Pour la plupart des supporteurs des Alouettes, cette saison s’est ouverte sans grands espoirs. Après les multiples débandades subies au cours des quatre saisons précédentes, la verdeur de notre contingent de quarts-arrières, les changements au personnel d’entraîneurs, il y avait peu de raisons pour s’emballer devant la saison qui s’annonçait. La prise en charge de l’équipe par la ligue après l’incapacité des Wetenhall de vendre l’équipe à des intérêts locaux n’a fait qu’ajouter à cette liste de facteurs négatifs qui tournoyaient autour de l’équipe. Comme s’il fallait encore en rajouter, l’entraîneur-chef Mike Sherman est soit parti, soit s’est fait partir (le saurons-nous vraiment un jour?) deux semaines avant le début de la saison régulière. Comble de l’étrange, il est remplacé par Khari Jones, dont la feuille de route comme entraîneur de quarts-arrières et coordonnateur à l’attaque n’avait rien pour écrire à sa mère. Arrive le premier match de la saison avec Antonio Pipkin à la tête de l’attaque, où ce dernier semble incapable de faire sortir l’offensive d’un sac de papier mouillé. Décidément, tout va bien! C’est donc le quart-arrière qui a entrepris la saison au quatrième rang dans l’ordre à l’ouverture du camp d’entraînement qui prend la relève et, oh surprise!, réussit à faire que cette unité commence à produire. Le malheur des uns fait le bonheur des autres. L’intérêt naissant tombe à plat la semaine suivante avec une débandade en règle à Hamilton. Était-ce vraiment une diversion, toujours est-il que pour ajouter à ce qui n’allait pas très bien, les DG Kavis Reed se fait montrer le chemin de la porte dans des circonstances obscures. L’infatiguable Joe Mack prend sa relève côté recrutement et Khari Jones fait de même côté gestion du personnel de joueurs. Ce dernier devra donc séparer son temps entre ses fonctions de DG, entraîneur-chef, entraîneur des quarts-arrières et coordonnateur à l’attaque (dire qu’on se plaignait que Popp portait trop de chapeaux!). Voilà la trame de fond de l’ouverture de cette saison.
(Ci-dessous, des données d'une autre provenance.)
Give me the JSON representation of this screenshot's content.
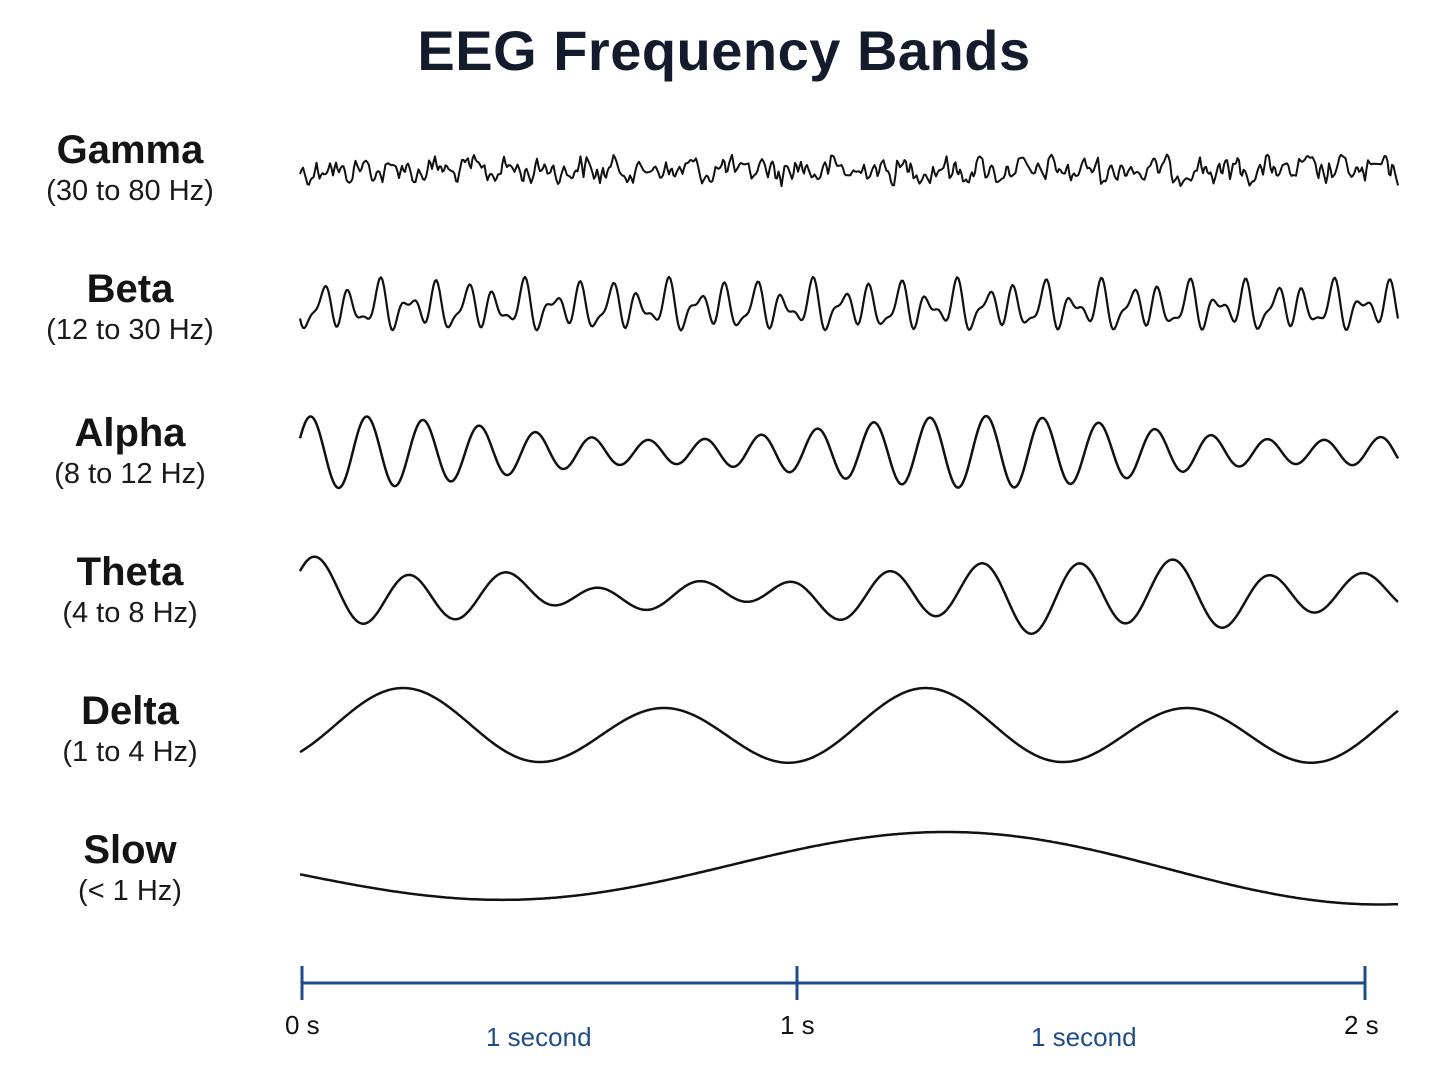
{
  "title": "EEG Frequency Bands",
  "bands": [
    {
      "name": "Gamma",
      "range": "(30 to 80 Hz)"
    },
    {
      "name": "Beta",
      "range": "(12 to 30 Hz)"
    },
    {
      "name": "Alpha",
      "range": "(8 to 12 Hz)"
    },
    {
      "name": "Theta",
      "range": "(4 to 8 Hz)"
    },
    {
      "name": "Delta",
      "range": "(1 to 4 Hz)"
    },
    {
      "name": "Slow",
      "range": "(< 1 Hz)"
    }
  ],
  "timeline": {
    "ticks": [
      "0 s",
      "1 s",
      "2 s"
    ],
    "spans": [
      "1 second",
      "1 second"
    ],
    "color": "#1d4e89"
  },
  "colors": {
    "wave": "#111111",
    "title": "#141b2d"
  }
}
C’est au premier match local qu’on a senti que quelque chose se passait. Devant les puissants Timinous, cette équipe a refusé de concéder la partie. Ils les ont arrêtés à la porte des buts et la tertiaire s’est levée en interceptant 3 ballons. L’attaque a commencé à se mettre en marche pour passer d’un déficit de 15-3 à la demie à un avantage de 26-10 au début du 3ième quart. Le 4ième quart a été celui par lequel les Alouettes sont asséné le coup de grâce aux Timinous en ajoutant 15 points à leur fiche.
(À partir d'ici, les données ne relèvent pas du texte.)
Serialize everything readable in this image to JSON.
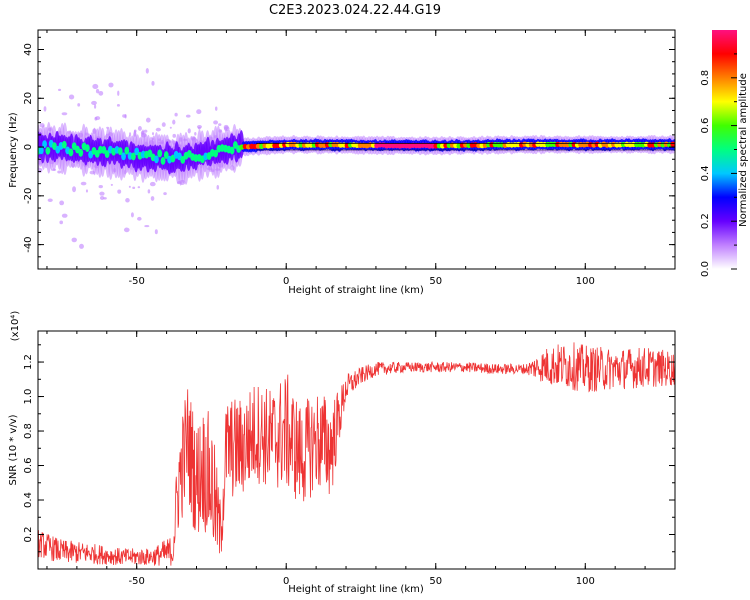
{
  "figure": {
    "title": "C2E3.2023.024.22.44.G19"
  },
  "chart_data": [
    {
      "type": "heatmap",
      "xlabel": "Height of straight line (km)",
      "ylabel": "Frequency (Hz)",
      "xlim": [
        -83,
        130
      ],
      "ylim": [
        -50,
        48
      ],
      "xticks": [
        -50,
        0,
        50,
        100
      ],
      "yticks": [
        -40,
        -20,
        0,
        20,
        40
      ],
      "colorbar": {
        "label": "Normalized spectral amplitude",
        "range": [
          0,
          1
        ],
        "ticks": [
          "0.0",
          "0.2",
          "0.4",
          "0.6",
          "0.8"
        ],
        "colors": [
          "#ffffff",
          "#c080ff",
          "#6600ff",
          "#0000ff",
          "#00c8ff",
          "#00ff80",
          "#40ff00",
          "#ffff00",
          "#ff8000",
          "#ff0000",
          "#ff1080"
        ]
      },
      "band_center_hz": [
        {
          "x": -83,
          "y": 0
        },
        {
          "x": -70,
          "y": -1
        },
        {
          "x": -55,
          "y": -3
        },
        {
          "x": -45,
          "y": -4
        },
        {
          "x": -35,
          "y": -5
        },
        {
          "x": -25,
          "y": -2.5
        },
        {
          "x": -15,
          "y": 0
        },
        {
          "x": 0,
          "y": 1
        },
        {
          "x": 50,
          "y": 0.5
        },
        {
          "x": 80,
          "y": 1
        },
        {
          "x": 100,
          "y": 1
        },
        {
          "x": 130,
          "y": 1
        }
      ],
      "reference_line_hz": 0
    },
    {
      "type": "line",
      "xlabel": "Height of straight line (km)",
      "ylabel": "SNR (10 * v/v)",
      "multiplier": "(x10⁴)",
      "xlim": [
        -83,
        130
      ],
      "ylim": [
        0.0,
        1.38
      ],
      "xticks": [
        -50,
        0,
        50,
        100
      ],
      "yticks": [
        "0.2",
        "0.4",
        "0.6",
        "0.8",
        "1.0",
        "1.2"
      ],
      "color": "#ee3333",
      "series": [
        {
          "x": [
            -83,
            -75,
            -65,
            -55,
            -45,
            -38,
            -36,
            -33,
            -30,
            -28,
            -25,
            -22,
            -20,
            -15,
            -10,
            -5,
            0,
            5,
            10,
            15,
            18,
            20,
            25,
            30,
            40,
            50,
            60,
            70,
            80,
            88,
            95,
            100,
            110,
            120,
            130
          ],
          "y": [
            0.15,
            0.1,
            0.09,
            0.07,
            0.07,
            0.1,
            0.5,
            0.75,
            0.5,
            0.6,
            0.5,
            0.2,
            0.7,
            0.7,
            0.8,
            0.75,
            0.8,
            0.65,
            0.75,
            0.7,
            0.9,
            1.05,
            1.12,
            1.16,
            1.17,
            1.17,
            1.17,
            1.16,
            1.16,
            1.18,
            1.18,
            1.16,
            1.16,
            1.17,
            1.16
          ],
          "noise_amplitude": [
            0.08,
            0.07,
            0.06,
            0.05,
            0.05,
            0.1,
            0.3,
            0.35,
            0.35,
            0.35,
            0.4,
            0.2,
            0.3,
            0.3,
            0.3,
            0.3,
            0.35,
            0.3,
            0.3,
            0.3,
            0.15,
            0.08,
            0.05,
            0.04,
            0.03,
            0.03,
            0.03,
            0.03,
            0.03,
            0.12,
            0.14,
            0.14,
            0.12,
            0.12,
            0.1
          ]
        }
      ]
    }
  ]
}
Ce qui a frappé dans cette partie est la résilience de cette équipe des Alouettes. Ils ont fait les bons ajustements à la demie, la défensive a donné le ton et l’attaque a fini par se mettre en marche. Cette partie a été à l’image des Alouettes de 2019. Pas une équipe parfaite ou dévastatrice dans l’âme, mais une équipe teigneuse qui est capable de rester dans le coup jusqu’à la fin. Cette impression s’est cristallisée particulièrement dans les parties à Calgary et contre Winnipeg.

Alors, à quoi avons-nous assisté comme changement?

J’en omettrai certainement (tout le monde ne voit pas les mêmes choses), mais il y a plusieurs points encourageants qui se sont révélés.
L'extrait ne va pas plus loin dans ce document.